Macron accepted the resignation of Prime Minister Gabriel Attal following significant losses for their centrist party in the recent parliamentary elections. Attal and his ministers agreed to remain in a caretaker role until a new government is formed.

In the French political system, the president typically appoints a prime minister who can command a majority in the National Assembly. Currently, no single party holds a majority, but the NFP holds at least 182 of the 577 seats, giving it a strong position to propose a candidate.

On Tuesday, shortly before Macron’s scheduled television interview, the NFP proposed Castets, highlighting her efforts to defend public services.

Castets, a 37-year-old economist and civil servant currently serving as director of finance and purchasing for the City of Paris, has no previous experience in party politics. Traditionally, the prime minister is a sitting member of the National Assembly.

In her response on X, Castets accepted the nomination “with great humility but also great conviction.”

But asked about the NFP’s proposal during an interview with national public broadcaster France 2, Mr Macron said: “This is not the issue. The name is not the issue. The issue is: Which majority can emerge at the assembly?

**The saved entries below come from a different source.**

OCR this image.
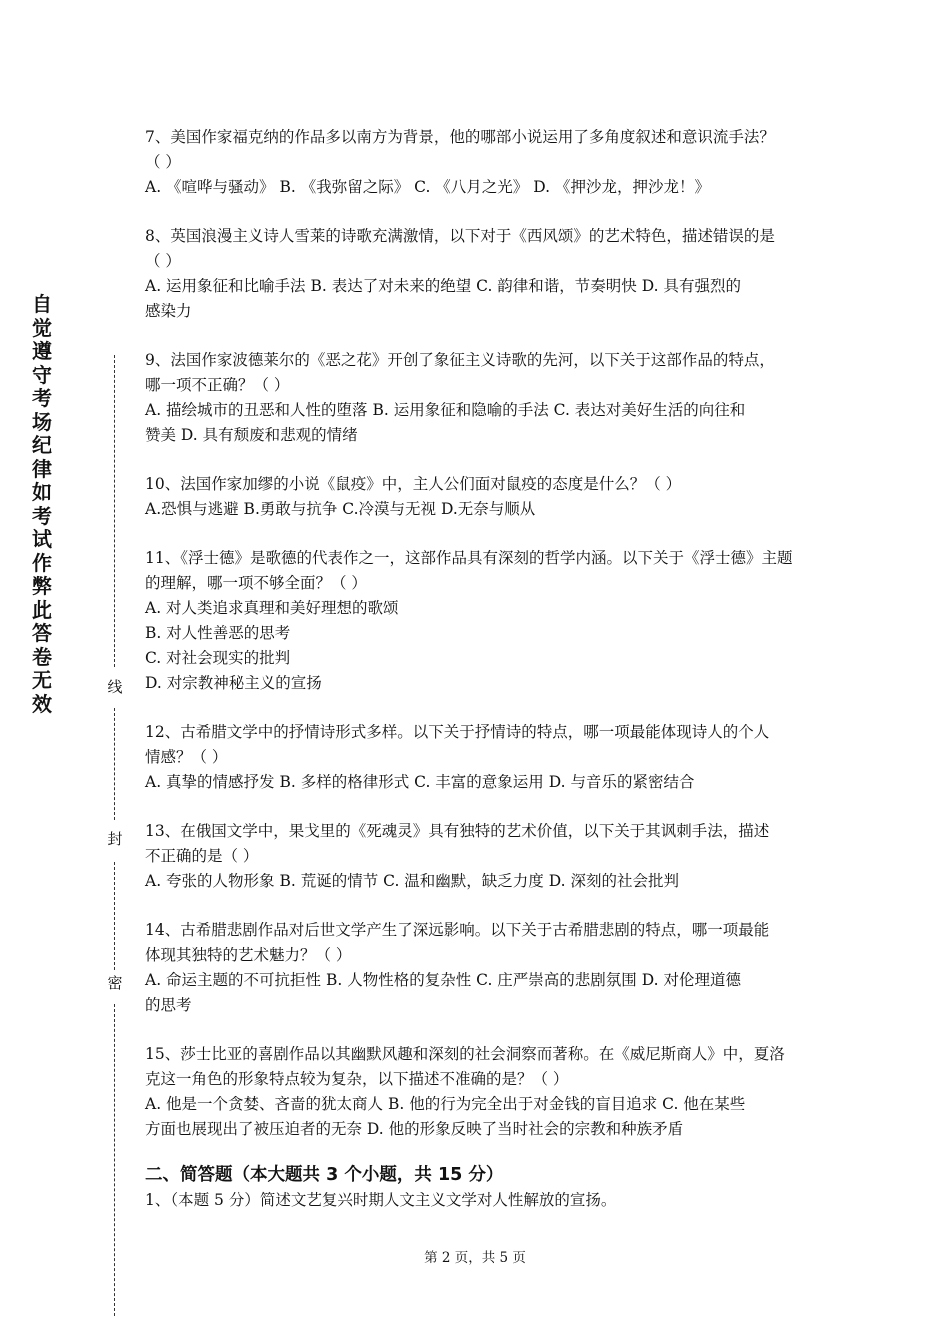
自
觉
遵
守
考
场
纪
律
如
考
试
作
弊
此
答
卷
无
效
线
封
密

7、美国作家福克纳的作品多以南方为背景，他的哪部小说运用了多角度叙述和意识流手法？

（ ）

A. 《喧哗与骚动》 B. 《我弥留之际》 C. 《八月之光》 D. 《押沙龙，押沙龙！》

8、英国浪漫主义诗人雪莱的诗歌充满激情，以下对于《西风颂》的艺术特色，描述错误的是

（ ）

A. 运用象征和比喻手法 B. 表达了对未来的绝望 C. 韵律和谐，节奏明快 D. 具有强烈的

感染力

9、法国作家波德莱尔的《恶之花》开创了象征主义诗歌的先河，以下关于这部作品的特点，

哪一项不正确？（ ）

A. 描绘城市的丑恶和人性的堕落 B. 运用象征和隐喻的手法 C. 表达对美好生活的向往和

赞美 D. 具有颓废和悲观的情绪

10、法国作家加缪的小说《鼠疫》中，主人公们面对鼠疫的态度是什么？（ ）

A.恐惧与逃避 B.勇敢与抗争 C.冷漠与无视 D.无奈与顺从

11、《浮士德》是歌德的代表作之一，这部作品具有深刻的哲学内涵。以下关于《浮士德》主题

的理解，哪一项不够全面？（ ）

A. 对人类追求真理和美好理想的歌颂

B. 对人性善恶的思考

C. 对社会现实的批判

D. 对宗教神秘主义的宣扬

12、古希腊文学中的抒情诗形式多样。以下关于抒情诗的特点，哪一项最能体现诗人的个人

情感？（ ）

A. 真挚的情感抒发 B. 多样的格律形式 C. 丰富的意象运用 D. 与音乐的紧密结合

13、在俄国文学中，果戈里的《死魂灵》具有独特的艺术价值，以下关于其讽刺手法，描述

不正确的是（ ）

A. 夸张的人物形象 B. 荒诞的情节 C. 温和幽默，缺乏力度 D. 深刻的社会批判

14、古希腊悲剧作品对后世文学产生了深远影响。以下关于古希腊悲剧的特点，哪一项最能

体现其独特的艺术魅力？（ ）

A. 命运主题的不可抗拒性 B. 人物性格的复杂性 C. 庄严崇高的悲剧氛围 D. 对伦理道德

的思考

15、莎士比亚的喜剧作品以其幽默风趣和深刻的社会洞察而著称。在《威尼斯商人》中，夏洛

克这一角色的形象特点较为复杂，以下描述不准确的是？（ ）

A. 他是一个贪婪、吝啬的犹太商人 B. 他的行为完全出于对金钱的盲目追求 C. 他在某些

方面也展现出了被压迫者的无奈 D. 他的形象反映了当时社会的宗教和种族矛盾

二、简答题（本大题共 3 个小题，共 15 分）

1、（本题 5 分）简述文艺复兴时期人文主义文学对人性解放的宣扬。

第 2 页，共 5 页
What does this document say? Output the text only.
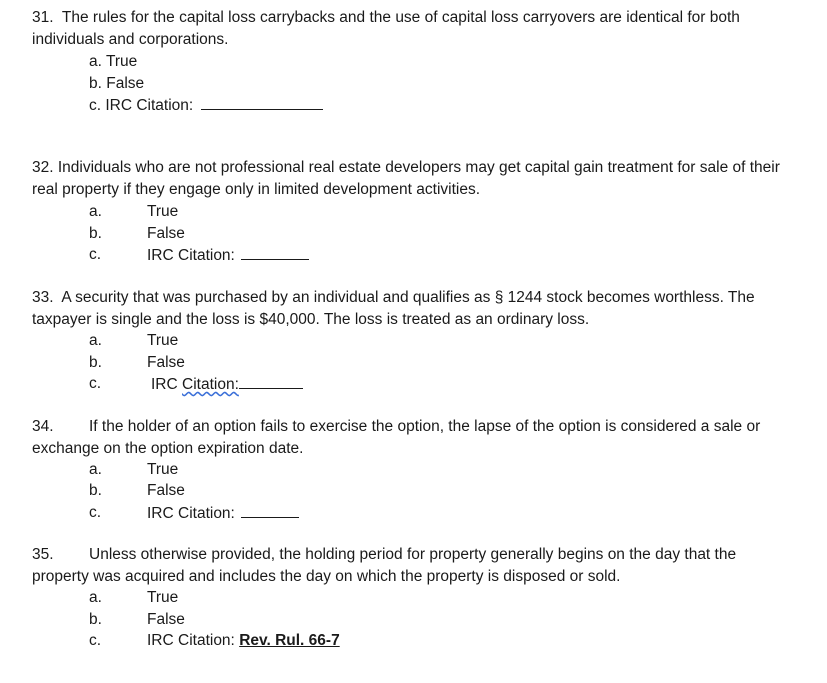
31. The rules for the capital loss carrybacks and the use of capital loss carryovers are identical for both individuals and corporations.

a. True
b. False
c. IRC Citation:

32. Individuals who are not professional real estate developers may get capital gain treatment for sale of their real property if they engage only in limited development activities.

a.	True
b.	False
c.	IRC Citation:

33. A security that was purchased by an individual and qualifies as § 1244 stock becomes worthless. The taxpayer is single and the loss is $40,000. The loss is treated as an ordinary loss.

a.	True
b.	False
c.	IRC Citation:

34. If the holder of an option fails to exercise the option, the lapse of the option is considered a sale or exchange on the option expiration date.

a.	True
b.	False
c.	IRC Citation:

35. Unless otherwise provided, the holding period for property generally begins on the day that the property was acquired and includes the day on which the property is disposed or sold.

a.	True
b.	False
c.	IRC Citation: Rev. Rul. 66-7
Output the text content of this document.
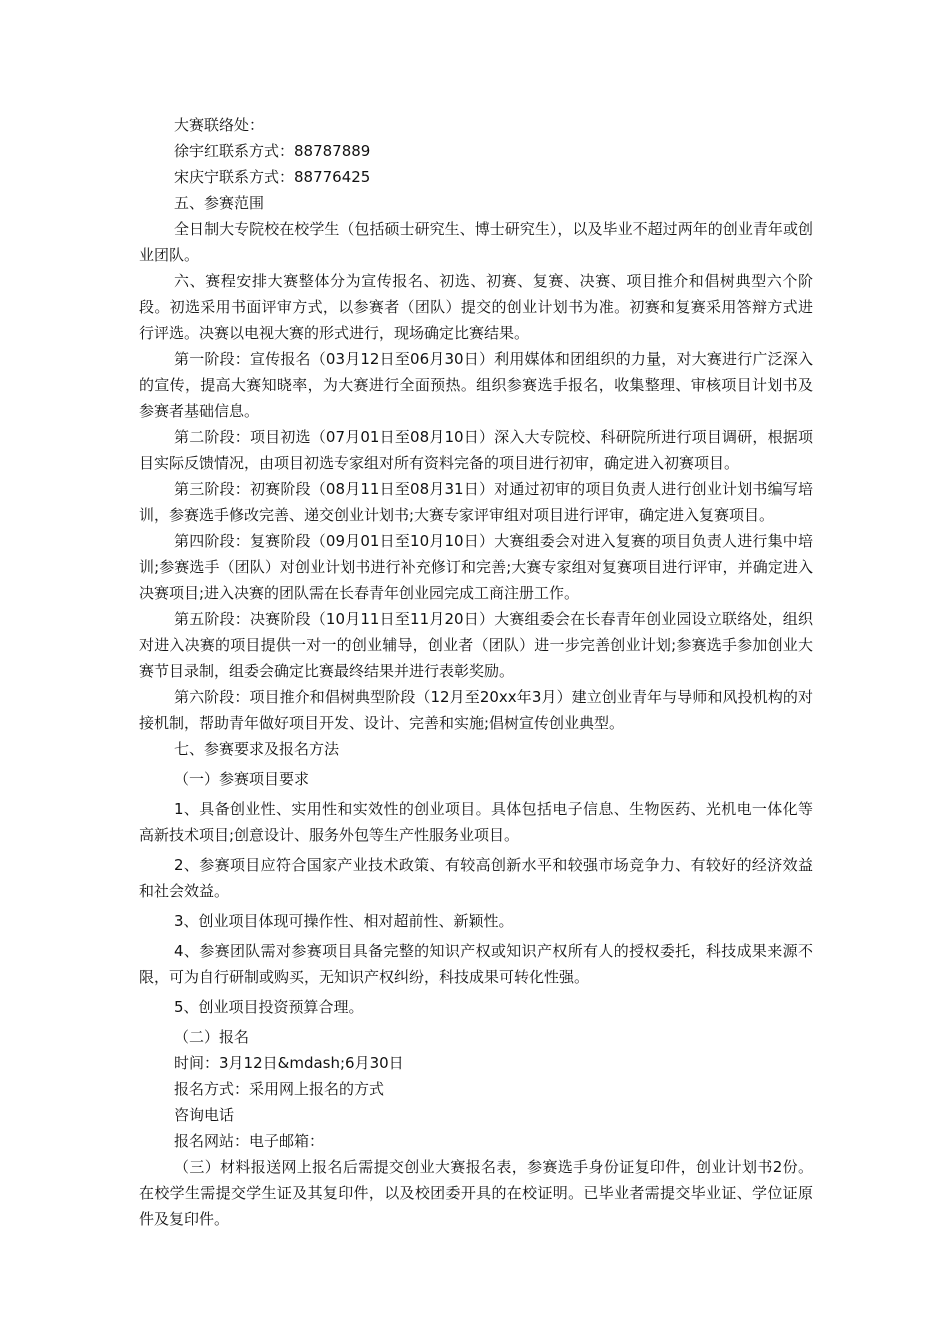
大赛联络处：

徐宇红联系方式：88787889

宋庆宁联系方式：88776425

五、参赛范围

全日制大专院校在校学生（包括硕士研究生、博士研究生），以及毕业不超过两年的创业青年或创业团队。

六、赛程安排大赛整体分为宣传报名、初选、初赛、复赛、决赛、项目推介和倡树典型六个阶段。初选采用书面评审方式，以参赛者（团队）提交的创业计划书为准。初赛和复赛采用答辩方式进行评选。决赛以电视大赛的形式进行，现场确定比赛结果。

第一阶段：宣传报名（03月12日至06月30日）利用媒体和团组织的力量，对大赛进行广泛深入的宣传，提高大赛知晓率，为大赛进行全面预热。组织参赛选手报名，收集整理、审核项目计划书及参赛者基础信息。

第二阶段：项目初选（07月01日至08月10日）深入大专院校、科研院所进行项目调研，根据项目实际反馈情况，由项目初选专家组对所有资料完备的项目进行初审，确定进入初赛项目。

第三阶段：初赛阶段（08月11日至08月31日）对通过初审的项目负责人进行创业计划书编写培训，参赛选手修改完善、递交创业计划书;大赛专家评审组对项目进行评审，确定进入复赛项目。

第四阶段：复赛阶段（09月01日至10月10日）大赛组委会对进入复赛的项目负责人进行集中培训;参赛选手（团队）对创业计划书进行补充修订和完善;大赛专家组对复赛项目进行评审，并确定进入决赛项目;进入决赛的团队需在长春青年创业园完成工商注册工作。

第五阶段：决赛阶段（10月11日至11月20日）大赛组委会在长春青年创业园设立联络处，组织对进入决赛的项目提供一对一的创业辅导，创业者（团队）进一步完善创业计划;参赛选手参加创业大赛节目录制，组委会确定比赛最终结果并进行表彰奖励。

第六阶段：项目推介和倡树典型阶段（12月至20xx年3月）建立创业青年与导师和风投机构的对接机制，帮助青年做好项目开发、设计、完善和实施;倡树宣传创业典型。

七、参赛要求及报名方法

（一）参赛项目要求

1、具备创业性、实用性和实效性的创业项目。具体包括电子信息、生物医药、光机电一体化等高新技术项目;创意设计、服务外包等生产性服务业项目。

2、参赛项目应符合国家产业技术政策、有较高创新水平和较强市场竞争力、有较好的经济效益和社会效益。

3、创业项目体现可操作性、相对超前性、新颖性。

4、参赛团队需对参赛项目具备完整的知识产权或知识产权所有人的授权委托，科技成果来源不限，可为自行研制或购买，无知识产权纠纷，科技成果可转化性强。

5、创业项目投资预算合理。

（二）报名

时间：3月12日&mdash;6月30日

报名方式：采用网上报名的方式

咨询电话

报名网站：电子邮箱：

（三）材料报送网上报名后需提交创业大赛报名表，参赛选手身份证复印件，创业计划书2份。在校学生需提交学生证及其复印件，以及校团委开具的在校证明。已毕业者需提交毕业证、学位证原件及复印件。
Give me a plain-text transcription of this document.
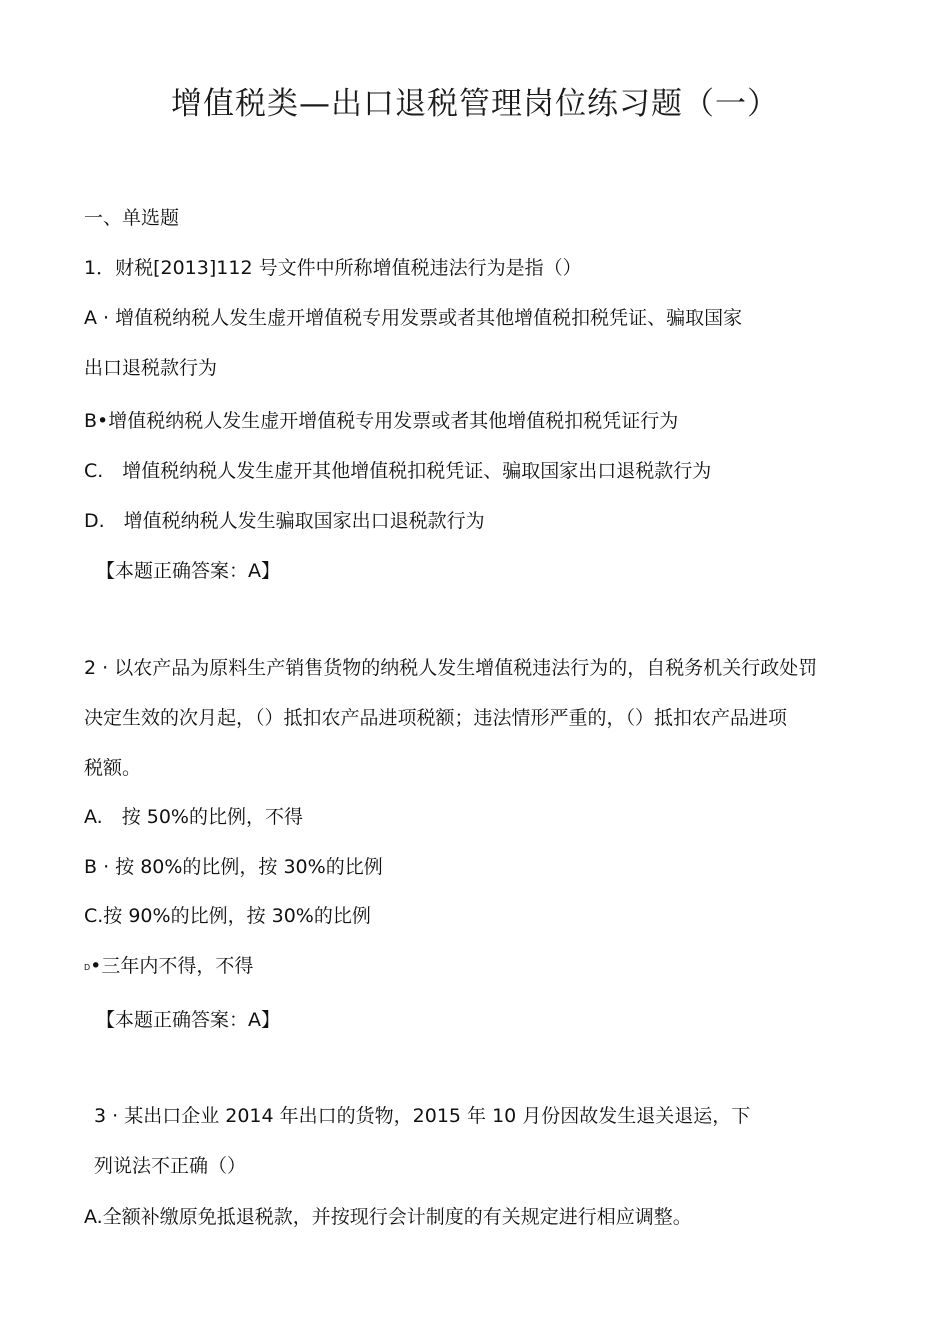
增值税类—出口退税管理岗位练习题（一）
一、单选题
1．财税[2013]112 号文件中所称增值税违法行为是指（）
A · 增值税纳税人发生虚开增值税专用发票或者其他增值税扣税凭证、骗取国家
出口退税款行为
B•增值税纳税人发生虚开增值税专用发票或者其他增值税扣税凭证行为
C.　增值税纳税人发生虚开其他增值税扣税凭证、骗取国家出口退税款行为
D.　增值税纳税人发生骗取国家出口退税款行为
【本题正确答案：A】
2 · 以农产品为原料生产销售货物的纳税人发生增值税违法行为的，自税务机关行政处罚
决定生效的次月起，（）抵扣农产品进项税额；违法情形严重的，（）抵扣农产品进项
税额。
A.　按 50%的比例，不得
B · 按 80%的比例，按 30%的比例
C.按 90%的比例，按 30%的比例
$^D$•三年内不得，不得
【本题正确答案：A】
3 · 某出口企业 2014 年出口的货物，2015 年 10 月份因故发生退关退运，下
列说法不正确（）
A.全额补缴原免抵退税款，并按现行会计制度的有关规定进行相应调整。
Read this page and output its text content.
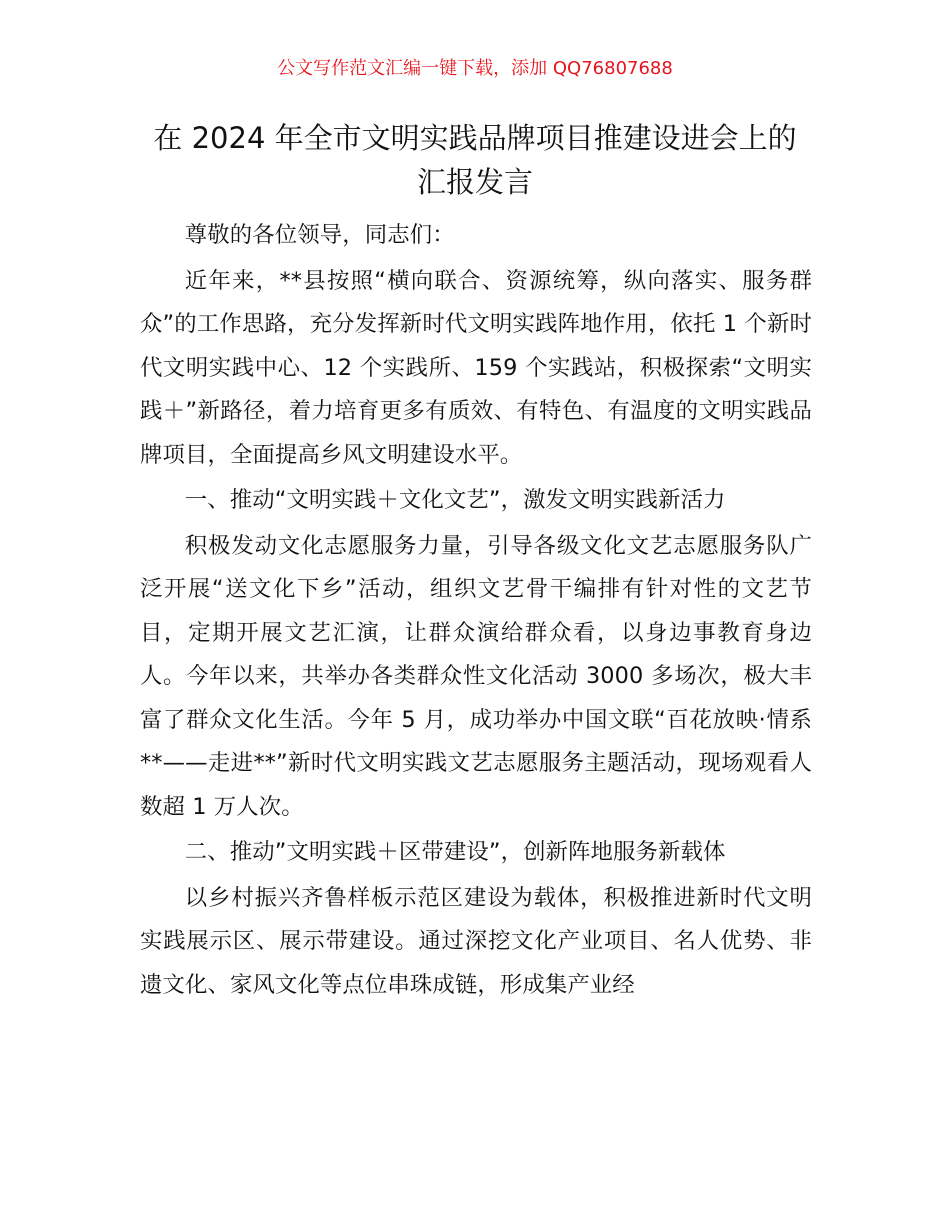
公文写作范文汇编一键下载，添加 QQ76807688
在 2024 年全市文明实践品牌项目推建设进会上的汇报发言

尊敬的各位领导，同志们：

近年来，**县按照“横向联合、资源统筹，纵向落实、服务群众”的工作思路，充分发挥新时代文明实践阵地作用，依托 1 个新时代文明实践中心、12 个实践所、159 个实践站，积极探索“文明实践＋”新路径，着力培育更多有质效、有特色、有温度的文明实践品牌项目，全面提高乡风文明建设水平。

一、推动“文明实践＋文化文艺”，激发文明实践新活力

积极发动文化志愿服务力量，引导各级文化文艺志愿服务队广泛开展“送文化下乡”活动，组织文艺骨干编排有针对性的文艺节目，定期开展文艺汇演，让群众演给群众看，以身边事教育身边人。今年以来，共举办各类群众性文化活动 3000 多场次，极大丰富了群众文化生活。今年 5 月，成功举办中国文联“百花放映·情系**——走进**”新时代文明实践文艺志愿服务主题活动，现场观看人数超 1 万人次。

二、推动”文明实践＋区带建设”，创新阵地服务新载体

以乡村振兴齐鲁样板示范区建设为载体，积极推进新时代文明实践展示区、展示带建设。通过深挖文化产业项目、名人优势、非遗文化、家风文化等点位串珠成链，形成集产业经
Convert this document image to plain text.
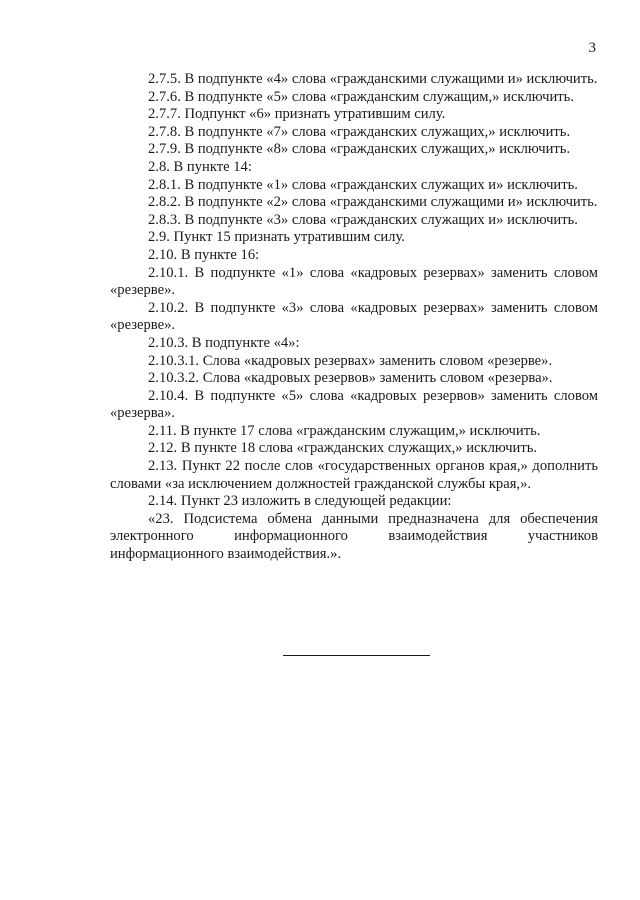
3

2.7.5. В подпункте «4» слова «гражданскими служащими и» исключить.

2.7.6. В подпункте «5» слова «гражданским служащим,» исключить.

2.7.7. Подпункт «6» признать утратившим силу.

2.7.8. В подпункте «7» слова «гражданских служащих,» исключить.

2.7.9. В подпункте «8» слова «гражданских служащих,» исключить.

2.8. В пункте 14:

2.8.1. В подпункте «1» слова «гражданских служащих и» исключить.

2.8.2. В подпункте «2» слова «гражданскими служащими и» исключить.

2.8.3. В подпункте «3» слова «гражданских служащих и» исключить.

2.9. Пункт 15 признать утратившим силу.

2.10. В пункте 16:

2.10.1. В подпункте «1» слова «кадровых резервах» заменить словом «резерве».

2.10.2. В подпункте «3» слова «кадровых резервах» заменить словом «резерве».

2.10.3. В подпункте «4»:

2.10.3.1. Слова «кадровых резервах» заменить словом «резерве».

2.10.3.2. Слова «кадровых резервов» заменить словом «резерва».

2.10.4. В подпункте «5» слова «кадровых резервов» заменить словом «резерва».

2.11. В пункте 17 слова «гражданским служащим,» исключить.

2.12. В пункте 18 слова «гражданских служащих,» исключить.

2.13. Пункт 22 после слов «государственных органов края,» дополнить словами «за исключением должностей гражданской службы края,».

2.14. Пункт 23 изложить в следующей редакции:

«23. Подсистема обмена данными предназначена для обеспечения электронного информационного взаимодействия участников информационного взаимодействия.».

“Of course we need to be concentrated on the Games until mid-August.

“Until mid-August, we’re in no position to change things, because it would create disorder.”

He also said no parliamentary group had emerged from the elections with a majority and that it was not yet certain which would be in a position to appoint a prime minister.

He said he would seek to appoint a prime minister with the “broadest backing possible”.

Mr Macron’s comments sparked an angry reaction from some members of the NFP.

Marine Tondelier, national secretary of The Ecologists, one of the constituent parties of the group, said Mr Macron “must come out of denial”.

“We won, we have a program, we have a prime minister,” she wrote on X.

“Our voters now expect the social justice and environmental justice measures they asked for to be put into practice.

“The president can’t block them like this.”

Manuel Bompard, national coordinator of France Unbowed, accused him of trying to “cancel the result of the legislative elections”.

“This is an unbearable denial of democracy,” he said. “In France, there is no presidential veto when the people express their will”.